June 23, 2011 -- The last decade brought advances in our understanding of chronic pain, but this has not translated into better treatments yet, an analysis shows.
The analysis was published in The Lancet.
And don't expect any one pill to do the trick, says the report's author, Dennis C. Turk, PhD, an anesthesiologist and pain specialist at the University of Washington in Seattle. "There is this expectation that you will wave a wand and there will be a new pill or new surgery to alleviate your pain, and that is not likely to happen."
"Chronic pain is a complex problem, and the only way to treat it is with a combination of treatments because no one treatment is sufficient," he says. Combination therapy may mean multiple medications or medications plus lifestyle changes, psychological treatments, and/or rehabilitation and physical therapy.
It will involve a more holistic approach, he says. "We have a tendency to try to diagnose people in silos and treat everyone with kneeosteoarthritis (OA) the same way," he says.

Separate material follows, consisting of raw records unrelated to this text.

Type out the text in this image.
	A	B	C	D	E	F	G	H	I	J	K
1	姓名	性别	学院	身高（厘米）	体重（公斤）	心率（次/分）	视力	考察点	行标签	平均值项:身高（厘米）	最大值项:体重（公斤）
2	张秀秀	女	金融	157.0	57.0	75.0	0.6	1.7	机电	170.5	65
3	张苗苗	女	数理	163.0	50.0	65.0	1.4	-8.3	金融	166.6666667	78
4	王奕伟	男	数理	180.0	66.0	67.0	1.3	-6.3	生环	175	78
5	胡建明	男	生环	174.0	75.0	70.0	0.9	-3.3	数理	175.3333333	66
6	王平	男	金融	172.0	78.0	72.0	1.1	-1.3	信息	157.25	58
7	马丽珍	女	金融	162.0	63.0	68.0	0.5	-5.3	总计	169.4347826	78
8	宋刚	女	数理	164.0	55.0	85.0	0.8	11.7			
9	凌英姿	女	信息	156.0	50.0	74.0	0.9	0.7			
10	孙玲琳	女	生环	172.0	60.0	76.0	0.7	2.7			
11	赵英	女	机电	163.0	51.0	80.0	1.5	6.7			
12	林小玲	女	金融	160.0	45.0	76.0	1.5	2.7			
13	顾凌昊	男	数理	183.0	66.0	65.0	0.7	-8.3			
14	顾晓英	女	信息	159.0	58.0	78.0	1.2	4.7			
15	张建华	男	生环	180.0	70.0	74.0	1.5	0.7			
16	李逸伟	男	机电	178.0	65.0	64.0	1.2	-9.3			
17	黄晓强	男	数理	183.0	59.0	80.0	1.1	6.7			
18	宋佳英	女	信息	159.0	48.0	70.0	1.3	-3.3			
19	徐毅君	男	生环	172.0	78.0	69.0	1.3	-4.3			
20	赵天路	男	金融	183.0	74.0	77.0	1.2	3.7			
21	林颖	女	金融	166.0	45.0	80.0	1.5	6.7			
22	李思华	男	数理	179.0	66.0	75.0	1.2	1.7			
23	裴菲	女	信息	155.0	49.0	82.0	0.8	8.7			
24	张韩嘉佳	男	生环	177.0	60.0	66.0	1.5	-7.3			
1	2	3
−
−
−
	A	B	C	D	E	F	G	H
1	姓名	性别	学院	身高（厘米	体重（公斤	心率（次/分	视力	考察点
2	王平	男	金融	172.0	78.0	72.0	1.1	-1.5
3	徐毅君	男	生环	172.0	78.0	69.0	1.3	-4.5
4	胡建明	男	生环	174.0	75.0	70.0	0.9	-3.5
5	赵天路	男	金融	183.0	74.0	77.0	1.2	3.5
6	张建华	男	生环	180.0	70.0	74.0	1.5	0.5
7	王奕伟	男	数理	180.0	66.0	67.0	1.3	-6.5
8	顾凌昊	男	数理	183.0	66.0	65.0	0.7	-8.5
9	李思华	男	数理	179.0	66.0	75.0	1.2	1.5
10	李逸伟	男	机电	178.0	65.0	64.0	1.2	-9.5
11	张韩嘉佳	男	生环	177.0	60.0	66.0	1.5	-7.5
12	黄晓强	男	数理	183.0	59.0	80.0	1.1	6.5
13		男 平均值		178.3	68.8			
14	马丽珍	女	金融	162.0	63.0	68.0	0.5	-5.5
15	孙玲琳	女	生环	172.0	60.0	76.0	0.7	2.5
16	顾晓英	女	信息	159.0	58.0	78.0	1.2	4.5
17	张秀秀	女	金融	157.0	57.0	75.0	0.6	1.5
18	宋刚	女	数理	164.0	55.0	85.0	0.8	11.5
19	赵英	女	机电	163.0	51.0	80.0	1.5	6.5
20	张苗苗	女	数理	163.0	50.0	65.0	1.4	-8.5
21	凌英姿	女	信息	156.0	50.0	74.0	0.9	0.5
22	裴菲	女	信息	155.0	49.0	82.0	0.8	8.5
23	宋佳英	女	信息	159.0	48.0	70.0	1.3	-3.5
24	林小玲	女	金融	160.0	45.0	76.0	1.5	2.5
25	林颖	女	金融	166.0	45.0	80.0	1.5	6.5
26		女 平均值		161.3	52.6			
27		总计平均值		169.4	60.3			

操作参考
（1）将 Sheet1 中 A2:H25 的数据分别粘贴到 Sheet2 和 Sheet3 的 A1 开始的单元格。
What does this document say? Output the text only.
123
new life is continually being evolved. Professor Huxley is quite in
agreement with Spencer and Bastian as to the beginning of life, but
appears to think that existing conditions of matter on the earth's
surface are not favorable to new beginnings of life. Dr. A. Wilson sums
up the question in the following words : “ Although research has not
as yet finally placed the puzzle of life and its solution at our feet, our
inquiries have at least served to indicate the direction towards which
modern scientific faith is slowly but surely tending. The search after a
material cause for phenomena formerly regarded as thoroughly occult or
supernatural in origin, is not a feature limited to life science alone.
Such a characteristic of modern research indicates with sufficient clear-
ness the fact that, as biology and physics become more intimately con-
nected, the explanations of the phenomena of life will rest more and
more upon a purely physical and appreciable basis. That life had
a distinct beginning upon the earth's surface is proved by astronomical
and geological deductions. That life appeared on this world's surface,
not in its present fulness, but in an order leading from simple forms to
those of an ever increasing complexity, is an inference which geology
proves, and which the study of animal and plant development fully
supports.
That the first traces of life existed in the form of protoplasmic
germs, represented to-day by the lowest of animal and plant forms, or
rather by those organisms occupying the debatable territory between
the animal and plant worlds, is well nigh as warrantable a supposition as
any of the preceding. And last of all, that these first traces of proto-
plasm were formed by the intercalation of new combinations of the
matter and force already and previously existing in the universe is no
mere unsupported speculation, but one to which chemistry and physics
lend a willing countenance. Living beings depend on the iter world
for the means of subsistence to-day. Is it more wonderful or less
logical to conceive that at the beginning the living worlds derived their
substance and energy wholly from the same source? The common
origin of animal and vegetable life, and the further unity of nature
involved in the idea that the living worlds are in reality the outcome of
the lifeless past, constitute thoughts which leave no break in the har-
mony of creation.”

But "we need to treat people as a whole and not just knees." Social, emotional, and environmental factors all play a role in how we experience pain and painful conditions.
One Treatment Not Always Enough
Roger Fillingim, PhD, associate professor in the College of Dentistry at the University of Florida in Gainesville, says that there have been advances in understanding the biology of pain and in awareness of pain as a pressing public health issue in recent years.
But "this hasn't translated into terribly effective treatments of chronic pain, and we will need more multidisciplinary treatments in order to provide more optimal clinical outcome for patients in pain," he says.
The truth is "for many forms of chronic pain, a single treatment is not sufficient to improve quality of life to the point where a patient will be satisfied," he says.
"That pill doesn't exist," he says. "There may be medication that helps alleviate some of the pain, but that needs to be accompanied by other treatments including physical rehabilitation and behavioral or psychological intervention to help people cope with their pain in a more effective manner."
Lesley Arnold MD, a psychiatrist at the University of Cincinnati, takes a more "glass is half-full" view of our accomplishments in treating chronic pain.
"We do have more options today," she says, citing several FDA approvals in recent years for new drugs to treat fibromyalgia and OA. But "we do need more studies of combinations of medications to see what works well together and most importantly, we need studies looking at nondrug therapies."
"We don't have a good way of accessing the central nervous system to tell us why people are in pain," she says.